Sem dúvidas, para conhecer melhor a donzelinha, é essencial entender como se dá o seu processo de cognição, a capacidade de aprender e lembrar que ela tem. Muita gente pode pensar que essa é uma função apenas humana ou, no máximo, de animais de estimação, porém, tais habilidades são bastante importantes para quaisquer espécies.

Nos próximos passos da pesquisa, cientistas querem saber quais outros tipos de memória as donzelas podem expressar – Foto: Tiego Costa

“A cognição permite que  os animais percebam o meio e alterem seus comportamentos para sobreviver. Com a crescente influência do homem nos ambientes aquáticos, como aquecimento, poluição e acidificação, conhecer como os animais funcionam e quais são os impactos antrópicos pode nos auxiliar a propor formas de mitigar tais efeitos deletérios”, alerta a pesquisadora.

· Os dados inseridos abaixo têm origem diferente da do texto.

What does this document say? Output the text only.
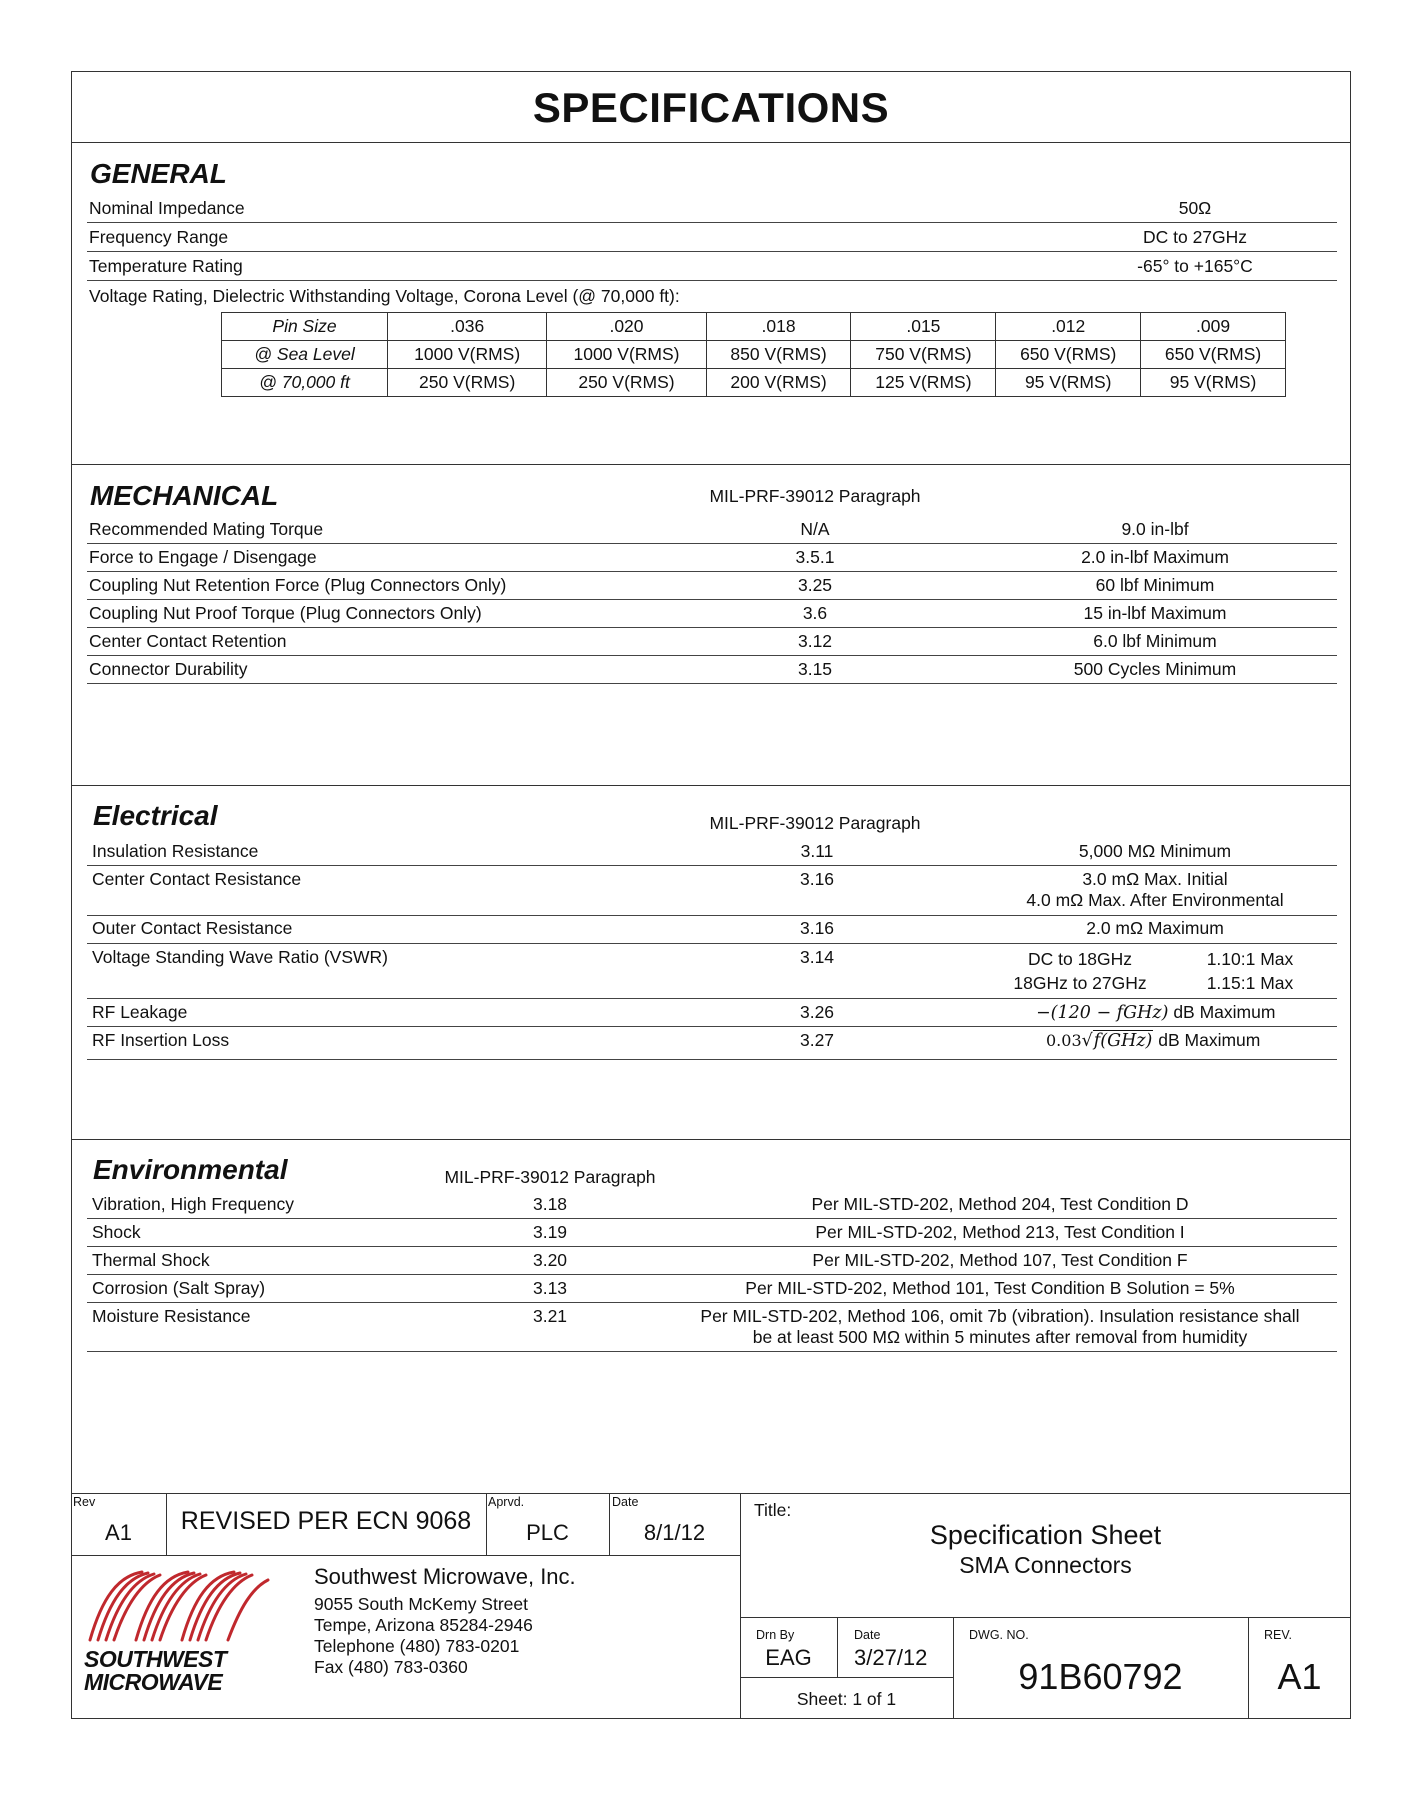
SPECIFICATIONS
GENERAL
Nominal Impedance	50Ω
Frequency Range	DC to 27GHz
Temperature Rating	-65° to +165°C
Voltage Rating, Dielectric Withstanding Voltage, Corona Level (@ 70,000 ft):
Pin Size	.036	.020	.018	.015	.012	.009
@ Sea Level	1000 V(RMS)	1000 V(RMS)	850 V(RMS)	750 V(RMS)	650 V(RMS)	650 V(RMS)
@ 70,000 ft	250 V(RMS)	250 V(RMS)	200 V(RMS)	125 V(RMS)	95 V(RMS)	95 V(RMS)
MECHANICAL	MIL-PRF-39012 Paragraph
Recommended Mating Torque	N/A	9.0 in-lbf
Force to Engage / Disengage	3.5.1	2.0 in-lbf Maximum
Coupling Nut Retention Force (Plug Connectors Only)	3.25	60 lbf Minimum
Coupling Nut Proof Torque (Plug Connectors Only)	3.6	15 in-lbf Maximum
Center Contact Retention	3.12	6.0 lbf Minimum
Connector Durability	3.15	500 Cycles Minimum
Electrical	MIL-PRF-39012 Paragraph
Insulation Resistance	3.11	5,000 MΩ Minimum
Center Contact Resistance	3.16	3.0 mΩ Max. Initial
4.0 mΩ Max. After Environmental
Outer Contact Resistance	3.16	2.0 mΩ Maximum
Voltage Standing Wave Ratio (VSWR)	3.14	DC to 18GHz	1.10:1 Max
18GHz to 27GHz	1.15:1 Max
RF Leakage	3.26	−(120 − fGHz) dB Maximum
RF Insertion Loss	3.27	0.03√f(GHz) dB Maximum
Environmental	MIL-PRF-39012 Paragraph
Vibration, High Frequency	3.18	Per MIL-STD-202, Method 204, Test Condition D
Shock	3.19	Per MIL-STD-202, Method 213, Test Condition I
Thermal Shock	3.20	Per MIL-STD-202, Method 107, Test Condition F
Corrosion (Salt Spray)	3.13	Per MIL-STD-202, Method 101, Test Condition B Solution = 5%
Moisture Resistance	3.21	Per MIL-STD-202, Method 106, omit 7b (vibration). Insulation resistance shall
be at least 500 MΩ within 5 minutes after removal from humidity
Rev
A1	REVISED PER ECN 9068
Aprvd.
PLC
Date
8/1/12
Title:
Specification Sheet
SMA Connectors
SOUTHWEST
MICROWAVE
Southwest Microwave, Inc.
9055 South McKemy Street
Tempe, Arizona 85284-2946
Telephone (480) 783-0201
Fax (480) 783-0360
Drn By
EAG
Date
3/27/12
Sheet: 1 of 1
DWG. NO.
91B60792
REV.
A1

Nesse sentido, já há planos para os próximos passos do estudo. As cientistas agora querem saber quais outros tipos de memória a donzela pode expressar e se a durabilidade é diferente. Além disso, o estudo vai buscar compreender como o aquecimento e a poluição dos oceanos interferem na memória, bem como os potenciais efeitos em cascata para as demais espécies que estão nesse ambiente.

Assinam ainda o trabalho as pesquisadoras Mayara Moura Silveira, Jessica Ferreira de Souza e Heloysa Araújo-Silva, todas do Departamento de Fisiologia e Comportamento da UFRN.